Since 2010, the Misuse of Drugs Act 1971 has been amended to control new drugs, including a number of new psychoactive substances:
- a new range of synthetic cannabinoids, methoxetamine and other related compounds and O-desmethyltramadol
- desoxypipradrol (2-DPMP), its related compounds and phenazepam
- naphyrone and other synthetic cathinones, tapentadol and amineptine
Misuse of Drugs Regulations 2001
The Misuse of Drugs Regulations 2001 allow for the lawful possession and supply of controlled (illegal) drugs for legitimate purposes.
They cover prescribing, administering, safe custody, dispensing, record keeping, destruction and disposal of controlled drugs to prevent diversion for misuse.

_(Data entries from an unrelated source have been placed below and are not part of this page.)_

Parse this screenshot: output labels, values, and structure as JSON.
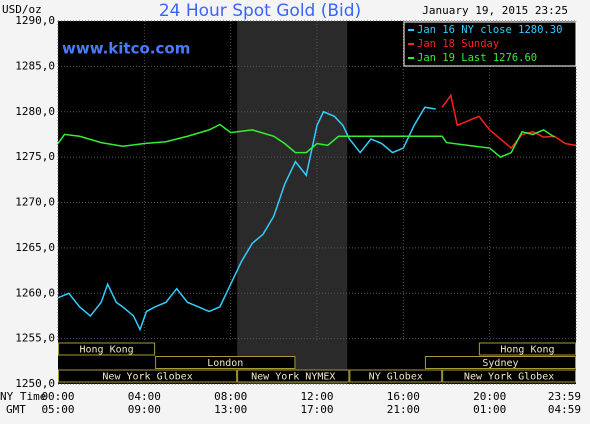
{
  "chart_data": {
    "type": "line",
    "title": "24 Hour Spot Gold (Bid)",
    "timestamp": "January 19, 2015 23:25",
    "watermark": "www.kitco.com",
    "y_label": "USD/oz",
    "x_row_labels": [
      "NY Time",
      "GMT"
    ],
    "xlim": [
      0,
      24
    ],
    "xticks": [
      {
        "value": 0,
        "label": "00:00",
        "gmt": "05:00"
      },
      {
        "value": 4,
        "label": "04:00",
        "gmt": "09:00"
      },
      {
        "value": 8,
        "label": "08:00",
        "gmt": "13:00"
      },
      {
        "value": 12,
        "label": "12:00",
        "gmt": "17:00"
      },
      {
        "value": 16,
        "label": "16:00",
        "gmt": "21:00"
      },
      {
        "value": 20,
        "label": "20:00",
        "gmt": "01:00"
      },
      {
        "value": 24,
        "label": "23:59",
        "gmt": "04:59"
      }
    ],
    "ylim": [
      1250,
      1290
    ],
    "yticks": [
      {
        "value": 1250,
        "label": "1250,0"
      },
      {
        "value": 1255,
        "label": "1255,0"
      },
      {
        "value": 1260,
        "label": "1260,0"
      },
      {
        "value": 1265,
        "label": "1265,0"
      },
      {
        "value": 1270,
        "label": "1270,0"
      },
      {
        "value": 1275,
        "label": "1275,0"
      },
      {
        "value": 1280,
        "label": "1280,0"
      },
      {
        "value": 1285,
        "label": "1285,0"
      },
      {
        "value": 1290,
        "label": "1290,0"
      }
    ],
    "grid": true,
    "highlight_hours": [
      8.3,
      13.4
    ],
    "sessions": [
      {
        "name": "Hong Kong",
        "row": 0,
        "start": 0,
        "end": 4.5
      },
      {
        "name": "Hong Kong",
        "row": 0,
        "start": 19.5,
        "end": 24
      },
      {
        "name": "London",
        "row": 1,
        "start": 4.5,
        "end": 11
      },
      {
        "name": "Sydney",
        "row": 1,
        "start": 17,
        "end": 24
      },
      {
        "name": "New York Globex",
        "row": 2,
        "start": 0,
        "end": 8.3
      },
      {
        "name": "New York NYMEX",
        "row": 2,
        "start": 8.3,
        "end": 13.5
      },
      {
        "name": "NY Globex",
        "row": 2,
        "start": 13.5,
        "end": 17.8
      },
      {
        "name": "New York Globex",
        "row": 2,
        "start": 17.8,
        "end": 24
      }
    ],
    "series": [
      {
        "name": "Jan 16 NY close 1280.30",
        "color": "#33ccff",
        "x": [
          0,
          0.5,
          1,
          1.5,
          2,
          2.3,
          2.7,
          3,
          3.5,
          3.8,
          4.1,
          4.5,
          5,
          5.5,
          6,
          6.5,
          7,
          7.5,
          8,
          8.5,
          9,
          9.5,
          10,
          10.5,
          11,
          11.5,
          12,
          12.3,
          12.8,
          13.2,
          13.5,
          14,
          14.5,
          15,
          15.5,
          16,
          16.5,
          17,
          17.5
        ],
        "values": [
          1259.5,
          1260,
          1258.5,
          1257.5,
          1259,
          1261,
          1259,
          1258.5,
          1257.5,
          1256,
          1258,
          1258.5,
          1259,
          1260.5,
          1259,
          1258.5,
          1258,
          1258.5,
          1261,
          1263.5,
          1265.5,
          1266.5,
          1268.5,
          1272,
          1274.5,
          1273,
          1278.5,
          1280,
          1279.5,
          1278.5,
          1277,
          1275.5,
          1277,
          1276.5,
          1275.5,
          1276,
          1278.5,
          1280.5,
          1280.3
        ]
      },
      {
        "name": "Jan 18 Sunday",
        "color": "#ff2020",
        "x": [
          17.8,
          18.2,
          18.5,
          19,
          19.5,
          20,
          20.5,
          21,
          21.5,
          22,
          22.5,
          23,
          23.5,
          24
        ],
        "values": [
          1280.5,
          1281.8,
          1278.5,
          1279,
          1279.5,
          1278,
          1277,
          1276,
          1277.5,
          1277.8,
          1277.2,
          1277.3,
          1276.5,
          1276.3
        ]
      },
      {
        "name": "Jan 19 Last 1276.60",
        "color": "#33ee33",
        "x": [
          0,
          0.3,
          1,
          2,
          3,
          4,
          5,
          6,
          7,
          7.5,
          8,
          9,
          10,
          10.5,
          11,
          11.5,
          12,
          12.5,
          13,
          17.8,
          18,
          19,
          20,
          20.5,
          21,
          21.5,
          22,
          22.5,
          23
        ],
        "values": [
          1276.5,
          1277.5,
          1277.3,
          1276.6,
          1276.2,
          1276.5,
          1276.7,
          1277.3,
          1278,
          1278.6,
          1277.7,
          1278,
          1277.3,
          1276.5,
          1275.5,
          1275.5,
          1276.5,
          1276.3,
          1277.3,
          1277.3,
          1276.6,
          1276.3,
          1276,
          1275,
          1275.5,
          1277.8,
          1277.5,
          1278,
          1277.2
        ]
      }
    ]
  }
}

In 2012, we made a number of changes to the 2001 Regulations. The changes covered:
- nurse and pharmacist independent prescribers
- the mixing of medicines for administration to patients that include controlled (illegal) drugs
- possession authorities under patient group directions
The Misuse of Drugs (Safe Custody) Regulations 1973 set the minimum storage requirements for some illegal (or controlled) drugs. They apply to care homes and retail pharmacies, and are applied as minimum standards in other healthcare settings.
The Misuse of Drugs (Supply to Addicts) Regulations 1997 restrict the prescribing of cocaine, diamorphine and dipipanone for the treatment of addiction to doctors licensed by the Home Office (and in Scotland, by the Scottish government).